Like her sister ships, Edgar Culbertson is designed to perform search and rescue missions, port security, and the interception of smugglers. She is armed with a remotely-controlled, gyro-stabilized 25 mm autocannon, four crew served M2 Browning machine guns, and light arms. She is equipped with a stern launching ramp, that allows her to launch or retrieve a water-jet propelled high-speed auxiliary boat, without first coming to a stop. Her high-speed boat has over-the-horizon capability, and is useful for inspecting other vessels, and deploying boarding parties.
The crew's drinking water needs are met through a desalination unit.

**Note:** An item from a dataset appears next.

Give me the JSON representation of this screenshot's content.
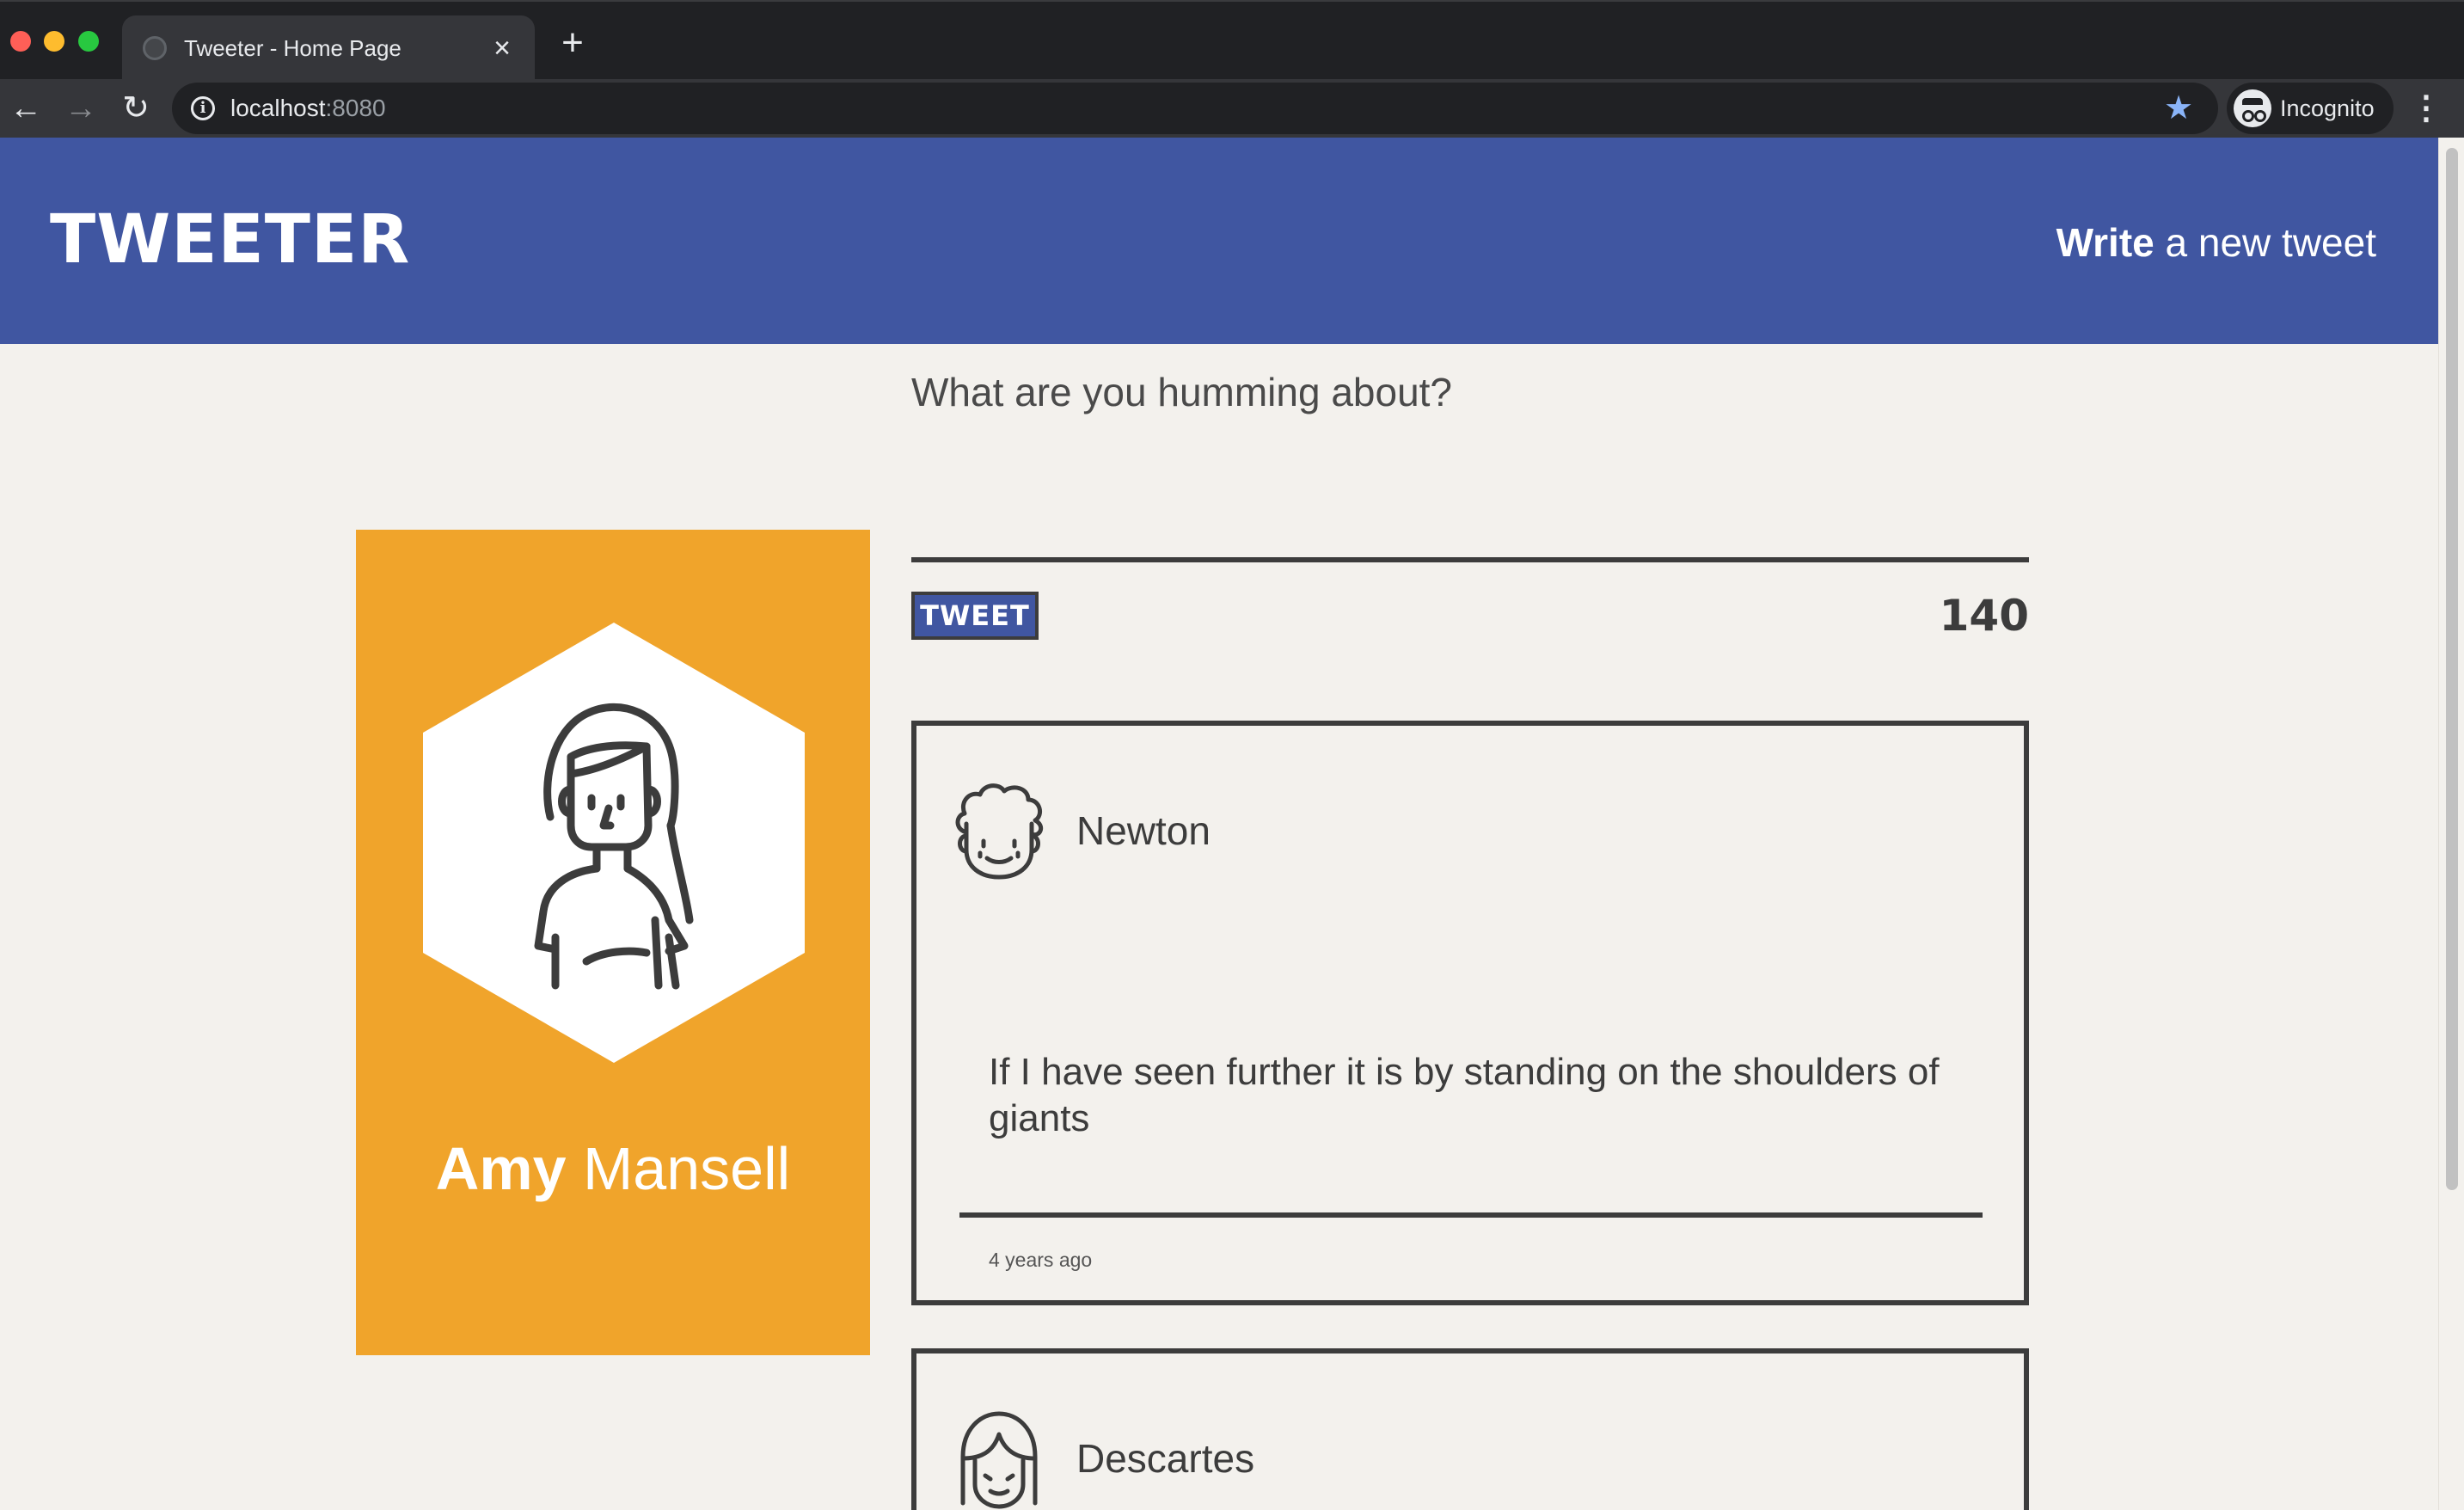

The crew mess is equipped with a television with satellite reception.
Edgar Culbertson was delivered to the Coast Guard, for her acceptance trials, in Key West, on February 6, 2020. She arrived at her homeport of Galveston, Texas on March 23, 2020. Edgar Culbertson was commissioned in Galveston on June 11, 2020.
In 2010, Charles "Skip" W. Bowen, who was then the United States Coast Guard's most senior non-commissioned officer, proposed that all 58 cutters in the Sentinel class should be named after enlisted sailors in the Coast Guard, or one of its precursor services, who were recognized for their heroism. The Coast Guard chose Edgar Culbertson as the namesake of the 37th cutter. Culbertson and two other Coast Guard sailors saw three teenage boys at the end of a long pier, on Lake Superior, when a storm had whipped up 20feet waves. They saw a wave wash one boy off the pier, and saw the other boys pinned by the extremity of the weather. Culbertson and his comrades ventured out onto the pier to rescue the boys, and Culbertson himself was washed away.